In 1998, Mikhail Goncharov was inspired by the immense popularity of McDonald’s in his home country and decided to start a fast-food chain of his own: Teremok, serving Russian classics instead of burgers and fries.
Goncharov, who is CEO of the chain, adapted his mother’s recipes for Teremok’s menu, featuring blinys, soups, and kasha. Today, there are more than 300 Teremok locations in Russia.
In the last year, two Teremok locations have opened in New York City as the chain plants a flag on American soil.
We stopped by the nearest Teremok to see if the Russian chain could compete with the hegemony of American classics like the Big Mac and the Crunchwrap Supreme.
This Teremok is one of two locations in New York and is located at 6th Avenue and 16th Street.
Inside, the atmosphere is familiar; the typical, minimal fast-casual vibes of white tile, blond wood, and a pop of color.
Teremok is all about promoting its heritage. For those who aren’t familiar with Russian cuisine and terminology, there are numerous posters on the walls explaining what you’re ordering.
The prices are quite reasonable — nothing is over $10, and most entrées hover around $7.
Like most fast-casual restaurants, there’s an open kitchen that’s bright and clean.
The chain’s specialty is bliny, which are crepe-like Slavic pancakes that are typically wrapped around savory fillings.
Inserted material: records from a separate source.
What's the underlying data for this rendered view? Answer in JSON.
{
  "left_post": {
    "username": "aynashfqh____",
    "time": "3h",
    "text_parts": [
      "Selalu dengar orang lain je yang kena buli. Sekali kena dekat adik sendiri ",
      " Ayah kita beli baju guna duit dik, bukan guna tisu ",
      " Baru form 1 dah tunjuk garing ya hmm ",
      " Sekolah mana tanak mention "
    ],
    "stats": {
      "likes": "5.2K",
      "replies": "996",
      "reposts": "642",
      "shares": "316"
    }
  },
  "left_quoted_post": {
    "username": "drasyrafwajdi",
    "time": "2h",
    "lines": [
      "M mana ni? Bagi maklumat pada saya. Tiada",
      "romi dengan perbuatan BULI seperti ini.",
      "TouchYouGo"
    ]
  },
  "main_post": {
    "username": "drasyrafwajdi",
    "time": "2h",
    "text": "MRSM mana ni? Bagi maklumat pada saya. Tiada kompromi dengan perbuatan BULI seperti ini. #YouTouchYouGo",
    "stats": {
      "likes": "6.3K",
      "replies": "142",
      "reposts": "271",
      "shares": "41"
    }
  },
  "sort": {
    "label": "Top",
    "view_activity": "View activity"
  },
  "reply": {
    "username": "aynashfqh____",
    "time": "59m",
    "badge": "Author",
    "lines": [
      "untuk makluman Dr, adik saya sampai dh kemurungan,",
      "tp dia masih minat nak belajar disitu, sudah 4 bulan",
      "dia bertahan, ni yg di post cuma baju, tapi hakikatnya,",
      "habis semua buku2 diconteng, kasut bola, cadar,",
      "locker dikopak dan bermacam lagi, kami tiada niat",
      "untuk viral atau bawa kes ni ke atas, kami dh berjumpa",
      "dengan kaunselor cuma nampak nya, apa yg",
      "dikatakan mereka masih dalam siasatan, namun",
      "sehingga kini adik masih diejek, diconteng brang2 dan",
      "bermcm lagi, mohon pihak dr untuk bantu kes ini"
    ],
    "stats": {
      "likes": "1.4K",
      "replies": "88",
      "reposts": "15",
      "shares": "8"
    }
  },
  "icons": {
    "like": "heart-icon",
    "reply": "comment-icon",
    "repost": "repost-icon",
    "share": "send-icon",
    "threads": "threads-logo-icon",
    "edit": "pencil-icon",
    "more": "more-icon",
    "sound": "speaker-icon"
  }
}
The bliny are made to order, and you can watch the employees pour the batter onto the griddle. The smell of the bliny and fillings like bacon and potato fill the restaurant.
Teremok makes an effort to provide authentic Russian beverages, such as tarkhun and duches, which are tarragon and pear drinks, respectively.
Then there’s kvass, a carbonated, malt-based beverage that’s bready and sweet. It has no direct parallel in mainstream American beverages — the closest match would be kombucha, with a Guinness-like aftertaste. It may sound strange, but it’s oddly addictive.
Our food was ready within 10 minutes — and we ordered quite a lot.
To dip our toes into the sea of bliny, we started with “The Original:” a simple meal of ham and Swiss cheese. For only $5.45 for a small, you get a hearty and compact Russian take on the croque monsieur. It’s simple, kid-friendly, and delicious.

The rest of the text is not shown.